Although we cannot formally exclude the possibility that common vascular factors are shared between the normo‐ and heterotopic cortices, the fact that the band is distant from the sulci and large vessels, as well as the size of activations we found in our patients, are more in keeping with neuronal activation. Indeed, it has been shown that sizeable fMRI activations are related to a high density of neurons rather than to hemodynamic factors [Krings et al., 1997].

Relation Between Normotopic and Heterotopic Cortices

In our study the heterotopic band beneath M1 was consistently activated during the contralateral motor task, and in half of the patients activation of the band below S1 was seen in relation to the contralateral sensory task. The functional relationship between the normotopic cortex and the heterotopic band was not simple, as other regions of heterotopic gray matter were activated in concert with the nonprimary areas of the normotopic cortex only in Patient 3. One hypothesis to explain this regional selectivity is that the heterotopic band is more prominently involved in cortico‐subcortical (i.e., vertical) signaling than cortico‐cortical (i.e., horizontal) processing. It is perhaps this preserved vertical connectivity between primary normotopic and heterotopic gray matter that explains why our DCS patients do not have focal neurological deficits. In contrast, the developmental delay associated with the condition may result from a disturbance of cortico‐cortical connectivity, as seen in animal models of heterotopia [Colacitti et al., 1998] and other brain developmental disorders [Innocenti et al., 2003].

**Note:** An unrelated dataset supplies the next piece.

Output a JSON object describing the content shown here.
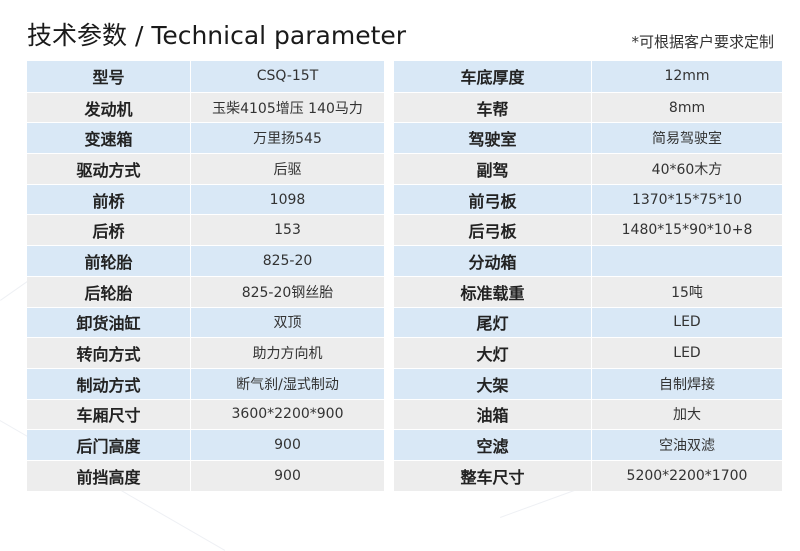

In conclusion, our study showed that to perform a simple voluntary motor task, patients with DCS recruit a widespread network involving bilateral primary areas and higher‐order association cortices, suggesting increased attentional demand and motor programming. As more patients with DCS are being examined with fMRI, concepts derived from plasticity mechanisms will allow for a more comprehensive basis for decision‐making in epilepsy surgery for these patients [Bernasconi et al., 2001].